Je me suis tournée vers Noah qui m'a fait un signe de tête pour m’encourager à partager ma nouvelle.
« …Je suis enceinte et je veux juste élever mon enfant ici. » J'ai enfin avoué ce que je retenais. J'ai essuyé une seule larme qui brûlait dans mon œil. Mes parents se sont regardés avec des yeux écarquillés avant de se connecter par le lien d’accouplement.
« Nous te soutiendrons, Evelyn, comme toujours. Tu resteras ici et tu élèveras l'enfant », a accepté mon père, soulageant la tension qui serrait ma poitrine.
……
Pendant la semaine suivante, je me suis beaucoup reposée, ce bébé était fort. Noah continuait à me prescrire la boisson vitaminée quotidienne, mais j'avais encore du mal à manger. Mon cœur était encore trop lourd, mais j'ai fait passer ça pour des nausées matinales.
Reuben avait essayé de m'appeler sur mon portable toute la semaine, mais je n'avais pas eu le courage de répondre, qu’y avait-il encore à dire ?
« Penses-tu qu'il viendra ici ? » a demandé ma mère, légèrement inquiète.
« Je ne vois pas pourquoi… »
« Peut-être devrais-tu prendre quelques jours de repos, Evelyn, pourquoi ne pas aller au lac, tu l'adorais quand tu étais enfant », a suggéré ma mère. Elle était inquiète que si Reuben venait, cela pourrait causer du stress à moi et au bébé.
« Oui, maman, je pense que je vais le faire », ai-je répondu en souriant doucement.

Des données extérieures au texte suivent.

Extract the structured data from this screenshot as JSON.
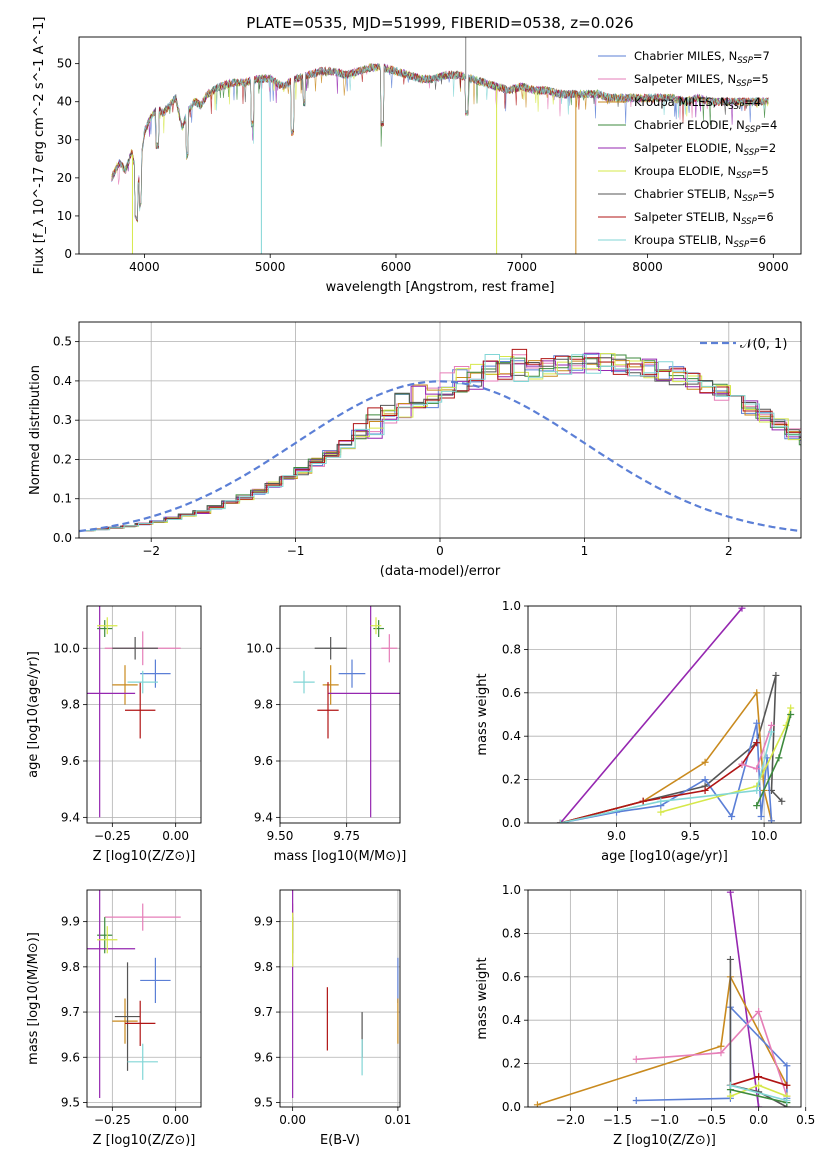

« Je t'y accompagnerai, pour m'assurer que tu continues à prendre tes vitamines », a proposé Noah. J’étais légèrement soulagée de savoir qu'il serait avec moi.
……
Maman avait raison, visiter mon endroit préféré quand j'étais enfant m'a fait le plus grand bien. Les douces ondulations du lac m'ont insufflé une nouvelle sérénité. Je savais que je resterais toujours liée à Reuben par son enfant et que je l'aimerais toujours, mais j'avais l'opportunité de trouver le bonheur et la paix avec mes parents et mon enfant, et je m'y accrocherais de toutes mes forces.
Je pensais que le voyage a aussi aidé Noah. Il avait laissé son loup courir autour du lac, sachant que j'étais en sécurité assise sur le ponton de la maison du lac. Je n'avais pas réalisé à quel point je lui avais causé de l'inquiétude.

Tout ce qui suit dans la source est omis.